Seven Steps to Protect Your Credit During A Divorce

April 2012

We all hope it never happens to us. The “D” word. Divorce.

It's a sad fact that lots of marriages end in divorce, and sometimes the relationship is contentious and hostile. If you are facing divorce, protect yourself and your finances with these simple tips:

1. Keep detailed records. The first step is to commit to making certain that all financial arrangements and obligations are well-documented. If you end up having problems with a creditor for a debt that is not your responsibility, documentation can help clear the issue up faster and with less effort.

2. Dissolve every joint account. This is one of the biggest mistakes that divorcing couples make. One person will keep a joint account, and the other person finds out months or years later that the account has been paid late or sent to collection. Be aware that divorce decrees do not supersede contracts. In other words, if you and your ex split certain debts in the divorce, but your name is still on the debt, YOU ARE STILL RESPONSIBLE FOR THE PAYMENT OF THAT DEBT. This is a biggie, and can completely tank your credit score and ruin your finances.

Remove your spouse’s name on any accounts that you plan to keep (such as your car, etc). Move the utilities and any other bills into one name. If you share joint credit cards, divvy up the balance and open a credit card in just your name, and transfer the balance over to the new account. BE SURE all joint credit cards are closed.

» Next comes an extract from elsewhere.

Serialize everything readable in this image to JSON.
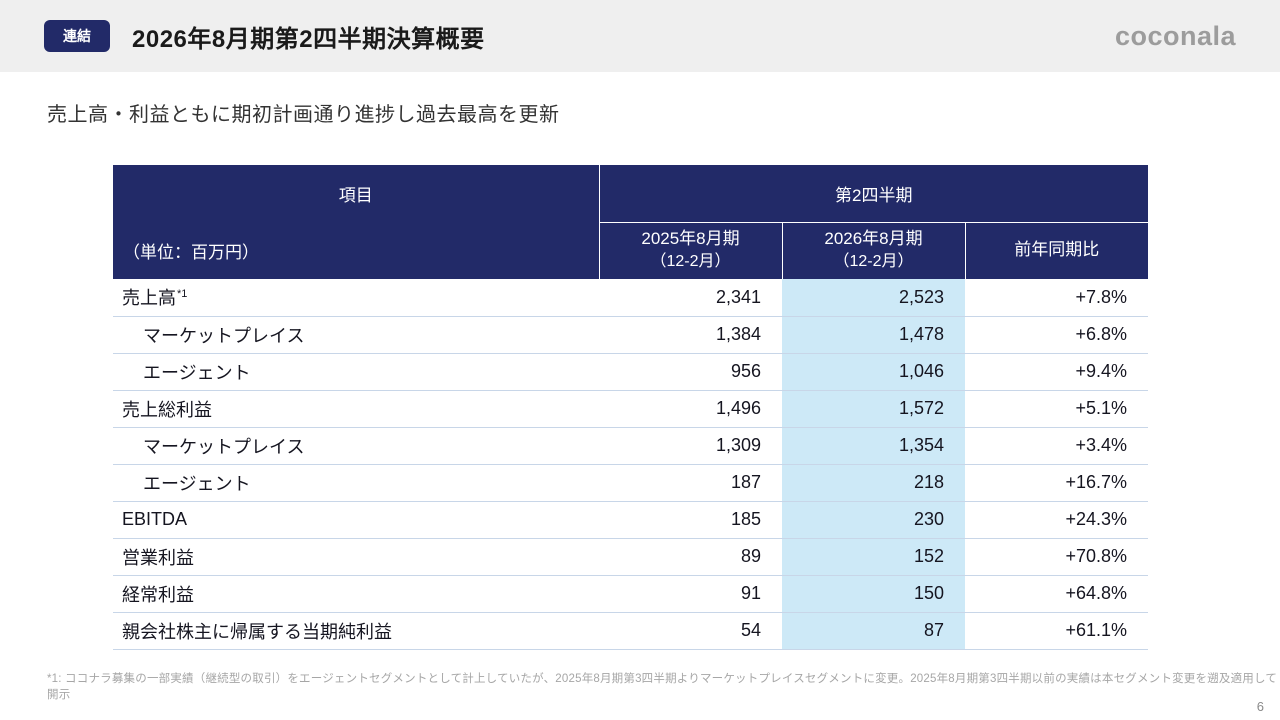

3. Sell the house if possible. The best idea is to sell the house and split any profits. It is imperative to not walk away from your house with your name still on the mortgage. If selling the house is not an option, the person who ends up with the house needs to refinance it in his/her name alone as quickly as possible.

4. Divide all assets. Split all cash, property, and any other assets during the divorce. Do not share assets with an ex.

5. Be on guard online. An ex can do some real damage when armed with passwords to bank and credit card accounts. The first action should be password protecting your computer and your cell phone (this will ensure your ex does not add a sneaky spyware). Change ALL of your passwords on all of your accounts to something your soon to be ex would not know. Do not use birthdays, anniversaries, mother’s name, dog’s name, or anything else that your former beloved would be able to figure out. Phrases like “bobpleasedie” or “lovereallystinks” probably aren’t good ideas, either. A long password (10 characters or more) with letters in upper and lower case and numbers is the best option.

6. Check your credit report. This is a good all-round rule for everyone. However, it’s especially important after going through a divorce. Pull a credit report every 3-4 months, and scour it to make certain all joint accounts are closed and that there are no accounts you do not recognize. Follow up on any errors and get them cleared up immediately.

7. Change your will and life insurance beneficiaries. When moving on after a divorce, make certain to review all important documents, and implement changes where necessary. Remove the ex’s name from your will and any insurance policies in which he/she is named.

Divorce is never a fun endeavor. However, by being educated about the financial facts and following these simple tips, you can make it much easier to move forward and avoid the financial pitfalls that many people fall into when ending a marriage.